Figure 1.

NEN attenuated IPF in BLM-induced mice. To evaluate the therapeutic effect of NEN in a preclinical model of pulmonary fibrosis, C57BL-6J mice were challenged with bleomycin (BLM) or a 0.9% NaCl solution as a vehicle control (blank) at 2.5 mg/kg body weight; the agents were administered with a liquid lung administration nebulizer. Beginning on day 7 post drug (vehicle) delivery, BLM-challenged mice received NEN (20 mg/kg) or vehicle treatment (i.g.) daily for 2 weeks. (A) The survival rate of each group of mice was counted (n = 10 in the blank group, n = 6 in the BLM group and n = 8 in the NEN group).
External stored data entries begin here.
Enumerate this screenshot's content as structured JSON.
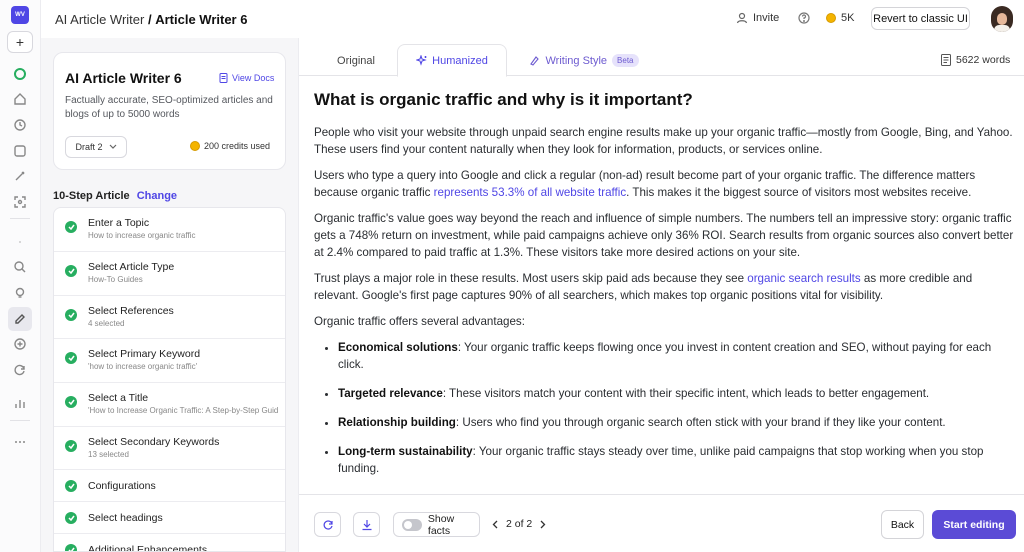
{
  "app": {
    "logo_text": "WV"
  },
  "breadcrumb": {
    "parent": "AI Article Writer",
    "separator": "/",
    "current": "Article Writer 6"
  },
  "topbar": {
    "invite_label": "Invite",
    "help_icon": "question-icon",
    "credits_balance": "5K",
    "revert_label": "Revert to classic UI"
  },
  "rail": {
    "new_label": "+"
  },
  "card": {
    "title": "AI Article Writer 6",
    "docs_label": "View Docs",
    "description": "Factually accurate, SEO-optimized articles and blogs of up to 5000 words",
    "draft_label": "Draft 2",
    "credits_used": "200 credits used"
  },
  "steps_header": {
    "label": "10-Step Article",
    "change_label": "Change"
  },
  "steps": [
    {
      "title": "Enter a Topic",
      "sub": "How to increase organic traffic"
    },
    {
      "title": "Select Article Type",
      "sub": "How-To Guides"
    },
    {
      "title": "Select References",
      "sub": "4 selected"
    },
    {
      "title": "Select Primary Keyword",
      "sub": "'how to increase organic traffic'"
    },
    {
      "title": "Select a Title",
      "sub": "'How to Increase Organic Traffic: A Step-by-Step Guide'"
    },
    {
      "title": "Select Secondary Keywords",
      "sub": "13 selected"
    },
    {
      "title": "Configurations",
      "sub": ""
    },
    {
      "title": "Select headings",
      "sub": ""
    },
    {
      "title": "Additional Enhancements",
      "sub": ""
    }
  ],
  "tabs": {
    "original": "Original",
    "humanized": "Humanized",
    "writing_style": "Writing Style",
    "beta": "Beta",
    "active": "Humanized"
  },
  "word_count": "5622 words",
  "article": {
    "heading": "What is organic traffic and why is it important?",
    "p1": "People who visit your website through unpaid search engine results make up your organic traffic—mostly from Google, Bing, and Yahoo. These users find your content naturally when they look for information, products, or services online.",
    "p2_before": "Users who type a query into Google and click a regular (non-ad) result become part of your organic traffic. The difference matters because organic traffic ",
    "p2_link": "represents 53.3% of all website traffic",
    "p2_after": ". This makes it the biggest source of visitors most websites receive.",
    "p3": "Organic traffic's value goes way beyond the reach and influence of simple numbers. The numbers tell an impressive story: organic traffic gets a 748% return on investment, while paid campaigns achieve only 36% ROI. Search results from organic sources also convert better at 2.4% compared to paid traffic at 1.3%. These visitors take more desired actions on your site.",
    "p4_before": "Trust plays a major role in these results. Most users skip paid ads because they see ",
    "p4_link": "organic search results",
    "p4_after": " as more credible and relevant. Google's first page captures 90% of all searchers, which makes top organic positions vital for visibility.",
    "p5": "Organic traffic offers several advantages:",
    "bullets": [
      {
        "bold": "Economical solutions",
        "text": ": Your organic traffic keeps flowing once you invest in content creation and SEO, without paying for each click."
      },
      {
        "bold": "Targeted relevance",
        "text": ": These visitors match your content with their specific intent, which leads to better engagement."
      },
      {
        "bold": "Relationship building",
        "text": ": Users who find you through organic search often stick with your brand if they like your content."
      },
      {
        "bold": "Long-term sustainability",
        "text": ": Your organic traffic stays steady over time, unlike paid campaigns that stop working when you stop funding."
      }
    ]
  },
  "footer": {
    "show_facts_label": "Show facts",
    "page_label": "2 of 2",
    "back_label": "Back",
    "start_label": "Start editing"
  },
  "colors": {
    "accent": "#5b4bd6",
    "link": "#4f46e5",
    "success": "#27ae60"
  }
}
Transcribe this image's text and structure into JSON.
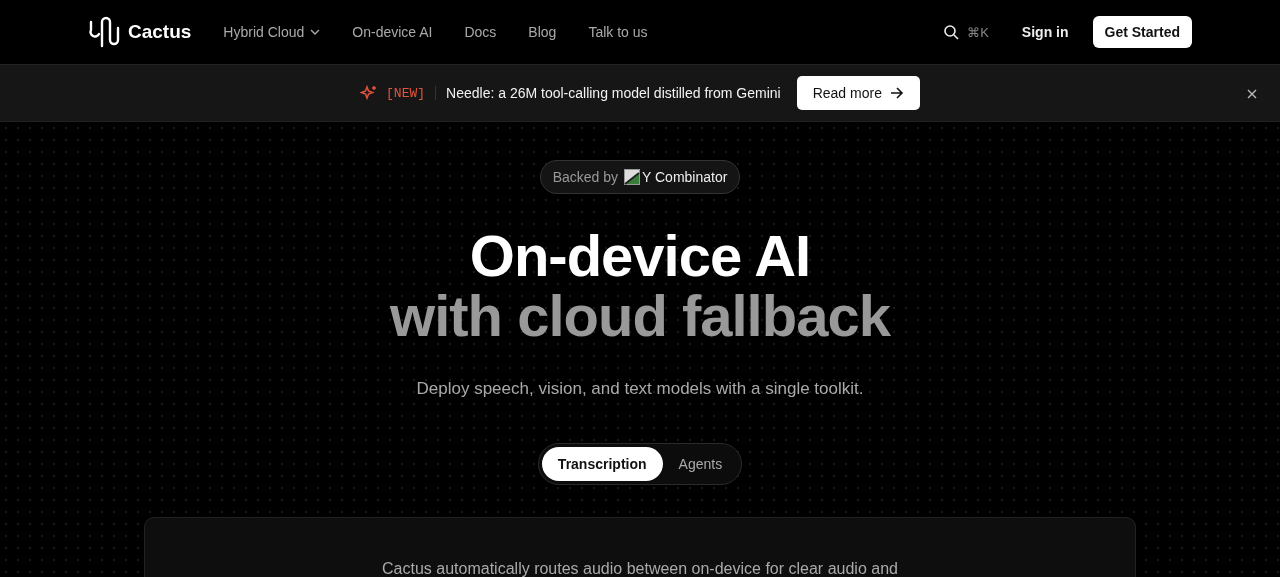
{
  "nav": {
    "brand": "Cactus",
    "links": [
      {
        "label": "Hybrid Cloud",
        "dropdown": true
      },
      {
        "label": "On-device AI",
        "dropdown": false
      },
      {
        "label": "Docs",
        "dropdown": false
      },
      {
        "label": "Blog",
        "dropdown": false
      },
      {
        "label": "Talk to us",
        "dropdown": false
      }
    ],
    "search_shortcut": "⌘K",
    "sign_in": "Sign in",
    "cta": "Get Started"
  },
  "announcement": {
    "tag": "[NEW]",
    "text": "Needle: a 26M tool-calling model distilled from Gemini",
    "button": "Read more"
  },
  "hero": {
    "badge_prefix": "Backed by",
    "badge_name": "Y Combinator",
    "title_line_1": "On-device AI",
    "title_line_2": "with cloud fallback",
    "subtitle": "Deploy speech, vision, and text models with a single toolkit.",
    "tabs": [
      {
        "label": "Transcription",
        "selected": true
      },
      {
        "label": "Agents",
        "selected": false
      }
    ],
    "card_text": "Cactus automatically routes audio between on-device for clear audio and"
  }
}
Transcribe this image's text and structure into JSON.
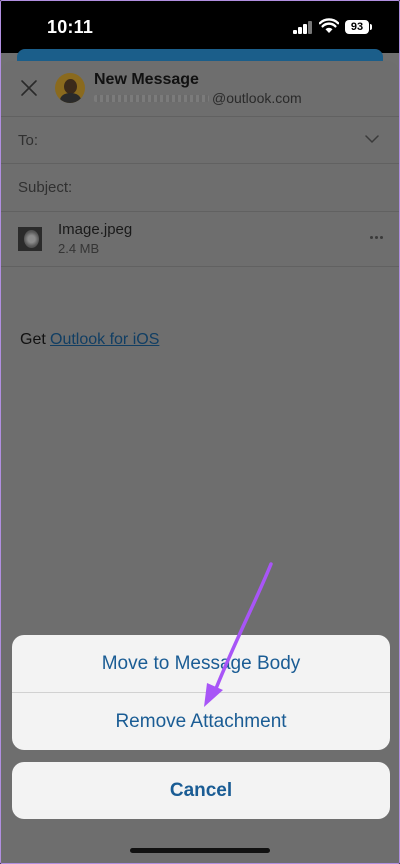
{
  "status_bar": {
    "time": "10:11",
    "battery": "93",
    "icons": [
      "signal-icon",
      "wifi-icon",
      "battery-icon"
    ]
  },
  "compose": {
    "title": "New Message",
    "sender_domain": "@outlook.com",
    "to_label": "To:",
    "subject_label": "Subject:",
    "attachment": {
      "name": "Image.jpeg",
      "size": "2.4 MB"
    },
    "signature_prefix": "Get",
    "signature_link": "Outlook for iOS",
    "icons": [
      "close-icon",
      "avatar",
      "chevron-down-icon",
      "more-icon"
    ]
  },
  "action_sheet": {
    "items": [
      "Move to Message Body",
      "Remove Attachment"
    ],
    "cancel": "Cancel"
  },
  "colors": {
    "accent": "#1a5c94",
    "annotation_arrow": "#a855f7",
    "sheet_background": "#f3f3f3"
  }
}
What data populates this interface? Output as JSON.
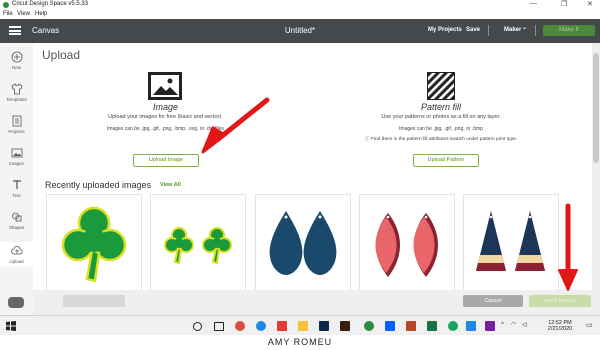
{
  "window": {
    "title": "Cricut Design Space  v5.5.33",
    "minimize": "—",
    "maximize": "❐",
    "close": "✕"
  },
  "menu": [
    "File",
    "View",
    "Help"
  ],
  "header": {
    "canvas": "Canvas",
    "document": "Untitled*",
    "my_projects": "My Projects",
    "save": "Save",
    "machine": "Maker",
    "machine_chevron": "⌄",
    "make_it": "Make It"
  },
  "sidebar": [
    {
      "label": "New",
      "icon": "plus-icon"
    },
    {
      "label": "Templates",
      "icon": "shirt-icon"
    },
    {
      "label": "Projects",
      "icon": "projects-icon"
    },
    {
      "label": "Images",
      "icon": "image-icon"
    },
    {
      "label": "Text",
      "icon": "text-icon"
    },
    {
      "label": "Shapes",
      "icon": "shapes-icon"
    },
    {
      "label": "Upload",
      "icon": "upload-icon"
    }
  ],
  "main": {
    "title": "Upload",
    "image_card": {
      "title": "Image",
      "subtitle": "Upload your images for free (basic and vector).",
      "formats": "Images can be .jpg, .gif, .png, .bmp, .svg, or .dxf files",
      "button": "Upload Image"
    },
    "pattern_card": {
      "title": "Pattern fill",
      "subtitle": "Use your patterns or photos as a fill on any layer.",
      "formats": "Images can be .jpg, .gif, .png, or .bmp",
      "note": "Find them in the pattern fill attributes swatch under pattern print type.",
      "button": "Upload Pattern"
    },
    "recent": {
      "title": "Recently uploaded images",
      "view_all": "View All"
    }
  },
  "footer": {
    "cancel": "Cancel",
    "insert": "Insert Images"
  },
  "taskbar": {
    "time": "12:52 PM",
    "date": "2/21/2020"
  },
  "credit": "AMY ROMEU",
  "colors": {
    "header": "#45494c",
    "accent_green": "#7cb342",
    "clover": "#1a9a3a",
    "clover_outline": "#d9e021",
    "teal": "#1a4a6b",
    "coral": "#e8666a",
    "navy": "#1d3556",
    "maroon": "#8b2332",
    "cream": "#f1d79f",
    "arrow": "#e11818"
  }
}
Pulmonary function was evaluated by assessing parameters including (B) forced vital capacity (FVC) and (C) dynamic compliance (Cdyn) to compare the different treatments. Lung sections were stained with H and E (D) or Masson trichrome (E) to assess collagen accumulation (representative image, magnification 40×, bar = 500 µm, 200×, bar = 100 µm, 400×, bar = 50 µm), and Masson trichrome staining (magnification 40×) was quantified (F) by ImageJ software with comparison to the blank group. (G) The hydroxyproline content in lung tissues among the different groups was analysed and quantified. * p < 0.05, ** p < 0.01, *** p < 0.001, **** p < 0.0001.